Writing a novel is like diving into an abyss—thrilling, consuming, and occasionally disorienting. For the past few months, I’ve been immersed in the eerie, cosmic depths of my horror novel, The Necro Cycle, a story that weaves dread and the unknowable into a tapestry of cosmic terror. But as much as I love crafting this unsettling universe, I’ve decided to take a break from the manuscript to focus on two significant milestones in my life: completing my Bachelor’s degree and preparing for the LSATs.
This decision wasn’t easy. The Necron Cycle is a passion project, born from my fascination with the vast, indifferent cosmos and the fragile human psyche confronting it. Every chapter feels like a step deeper into a labyrinth of dread. Yet, life has a way of demanding balance, and right now, my academic and professional goals need my full attention. Finishing my degree is a crucial step toward building a stable foundation for my future, and studying for the LSATs is my gateway to law school—a dream I’ve held since I was a child.
Stepping away from the novel doesn’t mean I’m abandoning it. The eldritch entities and haunted landscapes of The Necron Cycle are still whispering in the back of my mind, waiting patiently (or perhaps impatiently) for my return. In fact, this break might even enrich the story. The discipline and critical thinking I’m honing through my studies could bring new depth to the novel’s themes, and the mental shift might help me untangle some narrative knots when I return to writing.

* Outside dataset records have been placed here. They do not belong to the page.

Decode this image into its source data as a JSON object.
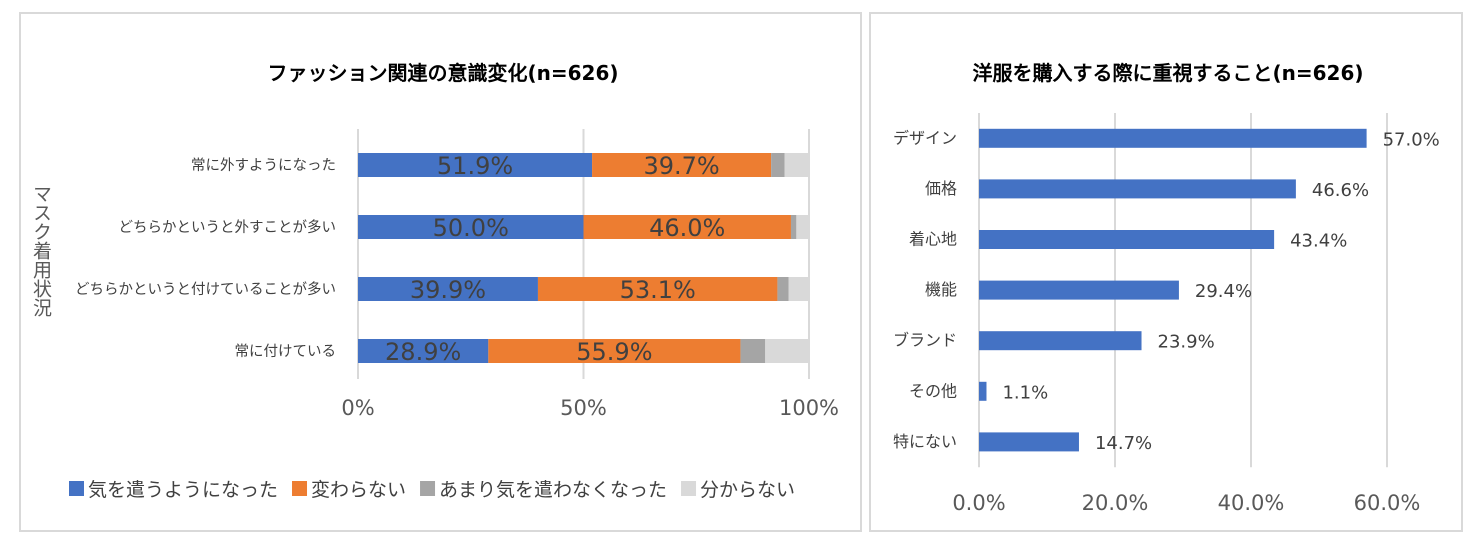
{
  "chart_data": [
    {
      "type": "stacked-bar-horizontal",
      "title": "ファッション関連の意識変化(n=626)",
      "ylabel": "マスク着用状況",
      "categories": [
        "常に外すようになった",
        "どちらかというと外すことが多い",
        "どちらかというと付けていることが多い",
        "常に付けている"
      ],
      "series": [
        {
          "name": "気を遣うようになった",
          "color": "#4472c4",
          "values": [
            51.9,
            50.0,
            39.9,
            28.9
          ],
          "labels": [
            "51.9%",
            "50.0%",
            "39.9%",
            "28.9%"
          ]
        },
        {
          "name": "変わらない",
          "color": "#ed7d31",
          "values": [
            39.7,
            46.0,
            53.1,
            55.9
          ],
          "labels": [
            "39.7%",
            "46.0%",
            "53.1%",
            "55.9%"
          ]
        },
        {
          "name": "あまり気を遣わなくなった",
          "color": "#a5a5a5",
          "values": [
            3.0,
            1.2,
            2.5,
            5.5
          ]
        },
        {
          "name": "分からない",
          "color": "#d9d9d9",
          "values": [
            5.4,
            2.8,
            4.5,
            9.7
          ]
        }
      ],
      "xlim": [
        0,
        100
      ],
      "xticks": [
        "0%",
        "50%",
        "100%"
      ],
      "grid": true,
      "legend": "bottom"
    },
    {
      "type": "bar-horizontal",
      "title": "洋服を購入する際に重視すること(n=626)",
      "categories": [
        "デザイン",
        "価格",
        "着心地",
        "機能",
        "ブランド",
        "その他",
        "特にない"
      ],
      "values": [
        57.0,
        46.6,
        43.4,
        29.4,
        23.9,
        1.1,
        14.7
      ],
      "labels": [
        "57.0%",
        "46.6%",
        "43.4%",
        "29.4%",
        "23.9%",
        "1.1%",
        "14.7%"
      ],
      "color": "#4472c4",
      "xlim": [
        0,
        60
      ],
      "xticks": [
        "0.0%",
        "20.0%",
        "40.0%",
        "60.0%"
      ],
      "grid": true
    }
  ]
}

Balancing creative pursuits with real-world responsibilities is a challenge every writer faces. For now, I’m trading late-night writing sessions for late-night study sessions, swapping cosmic horrors for case studies and logical reasoning puzzles. It’s a temporary shift, but one I’m embracing with purpose. The Necron Cycle will still be there, lurking in the shadows, when I’m ready to dive back in.
Until then, I’ll keep my notebook close for any stray ideas that slither through the cracks of my studies. The abyss can wait—but it’s never truly silent.